ML Workflow for R

Quickly find the best ML Model Using Caret

Github here. A typical starting workflow might be broken out below.

source('scripts/wrangling/ETL.r') #ETL
source('scripts/wrangling/wrangle.r') #wrangle
source('scripts/wrangling/missing_data.r') #impute 
source('scripts/pre-processing/00. transform.r') #normalize 
source('scripts/pre-processing/01. dummyvars.r') #one hot encode
source('scripts/pre-processing/03. nzv.r') #remove near zero variance predictors
source('scripts/pre-processing/04. correlated predictors.r') #drop highly correlated predictors
source('scripts/pre-processing/05. partitioning.r') #partition data

Caret allows for consistent syntax in building models from multiple packages. Caret covers about 250 different ML models, including those using H20.

Simply set some automated training parameters…

ctrl <- trainControl(method = "repeatedcv", 
                     number = 10, #10-fold cross validation 
                     repeats = 5, #repeated
                     search = "random",
                     classProbs = TRUE,
                     summaryFunction = twoClassSummary,
                     sampling = "smote")

…and execute! The model below is a random forest model.

rfTune <- train(y ~ ., 
                data=dfTrain,
                method = "ranger",
                preProc = c("center", "scale", "BoxCox"), 
                tuneLength = 50,
                trControl = ctrl,
                metric = "ROC")

Some of the more complicated models may require a grid search object to be passed to the tuneGrid method in the train() function.

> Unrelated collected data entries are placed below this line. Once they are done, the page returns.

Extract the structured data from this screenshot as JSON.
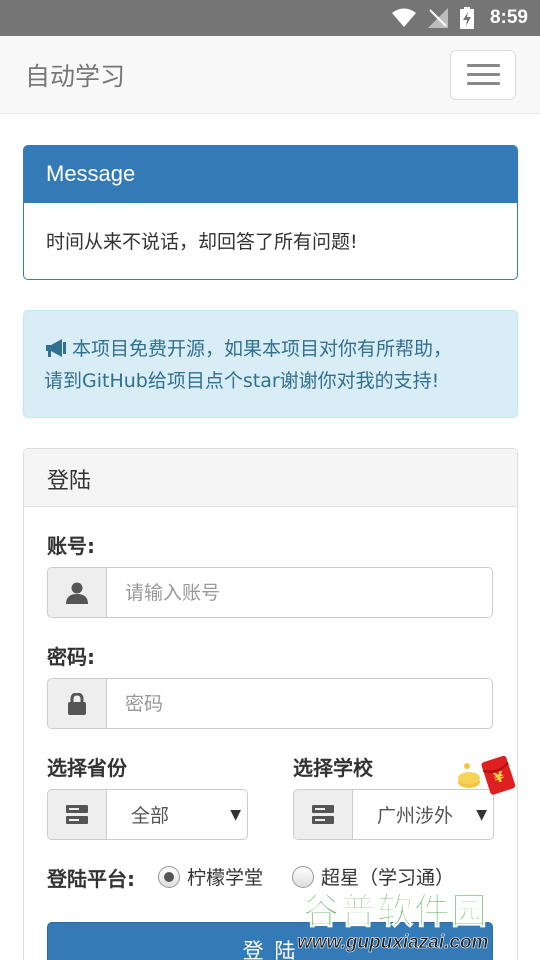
{
  "status_bar": {
    "time": "8:59"
  },
  "navbar": {
    "brand": "自动学习"
  },
  "message_panel": {
    "heading": "Message",
    "body": "时间从来不说话，却回答了所有问题!"
  },
  "notice": {
    "line1": "本项目免费开源，如果本项目对你有所帮助，",
    "line2": "请到GitHub给项目点个star谢谢你对我的支持!"
  },
  "login_panel": {
    "heading": "登陆",
    "account_label": "账号:",
    "account_placeholder": "请输入账号",
    "password_label": "密码:",
    "password_placeholder": "密码",
    "province_label": "选择省份",
    "province_value": "全部",
    "school_label": "选择学校",
    "school_value": "广州涉外",
    "platform_label": "登陆平台:",
    "platform_options": [
      "柠檬学堂",
      "超星（学习通）"
    ],
    "submit_label": "登 陆"
  },
  "watermark": {
    "title": "谷普软件园",
    "url": "www.gupuxiazai.com"
  },
  "colors": {
    "primary": "#337ab7",
    "info_bg": "#d9edf7",
    "info_text": "#31708f",
    "statusbar": "#757575"
  },
  "icons": [
    "wifi-icon",
    "signal-off-icon",
    "battery-charging-icon",
    "menu-icon",
    "megaphone-icon",
    "user-icon",
    "lock-icon",
    "server-icon",
    "radio-icon",
    "red-packet-icon"
  ]
}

There are a number of other analytic functions to performed on model objects, including tuning the model’s hyperparameters and updating predictions using Caret’s update() function. initialstate

This visualization of some dynamic features of an XGBoost model measure the accuracy for a varied combination of boosting iterations (ie. resampling data) and lower-weight nodes. Lower instance weight fits the data better but fewer nodes may suggest overfitting at this extreme margin of accuracy.